Decellularized Wharton’s Jelly from human umbilical cord: a novel scaffold for tissue engineering

In the last decade, the production and use of decellularized tissues in tissue engineering applications is receiving considerable attention, as the natural extracellular matrix (ECM) can provide necessary physical cues supporting the restoration and development of functional tissues. In relation to bone and osteochondral tissue engineering, we are interested in producing decellularized Wharton’s jelly matrix (DWJM) from human umbilical cord to be used as a scaffold to restore the bone/ osteochondral microenvironment. WJ is a mucous connective tissue that surrounds the umbilical cord vessels and is covered by a layer of simple amniotic epithelium. This is a very peculiar tissue with several unique biomechanical characteristics related to its biochemical structure. We have explored the composition of human WJ extracellular matrix and developed a strategy for decellularization based on a previous protocol set up in our lab with reagents preserving ECM structure and composition. Decellularization is a process that allows the DNA removal and should preserve morphology and chemical factors of the processed tissue. In this work, Wharton’s jelly decellularization was performed through different methods, including the chemical Latrunculin and the detergent enzymatic strategy (sodium dehoxycholate-SDC- /DNAse) demonstrating that the second method was more efficient in balancing both preservation of tissue structure, composition and cell removal.

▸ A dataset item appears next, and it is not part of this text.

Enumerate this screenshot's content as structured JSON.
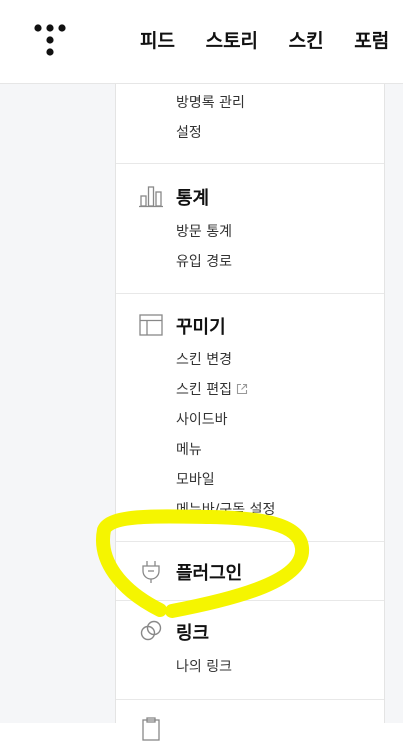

Masson’s trichrome and Alcian blue staining were performed to measure both the efficacy of cells removal and the percentage of glycosaminoglycans (GAGs) content; DNA quantification was carried out to assess the elimination of genetic material. We are now planning cell culture experiments to investigate the potentiality of DWJM in regenerative medicine applications, and improve the properties of the cells for bone and cartilage tissue repair. For this purpose, the attachment, survival and differentiation ability of human mesenchymal stem cells, osteoblasts and chondrocytes will be tested (a) in X3 Hypoxia Hood and Culture Combo – Xvivo System with 1-3% oxygen tension in order to mimic the physiological conditions, and (b) in the absence of differentiating agents, relying on the potential of the components of the DWJM in supporting the behavior of the cells.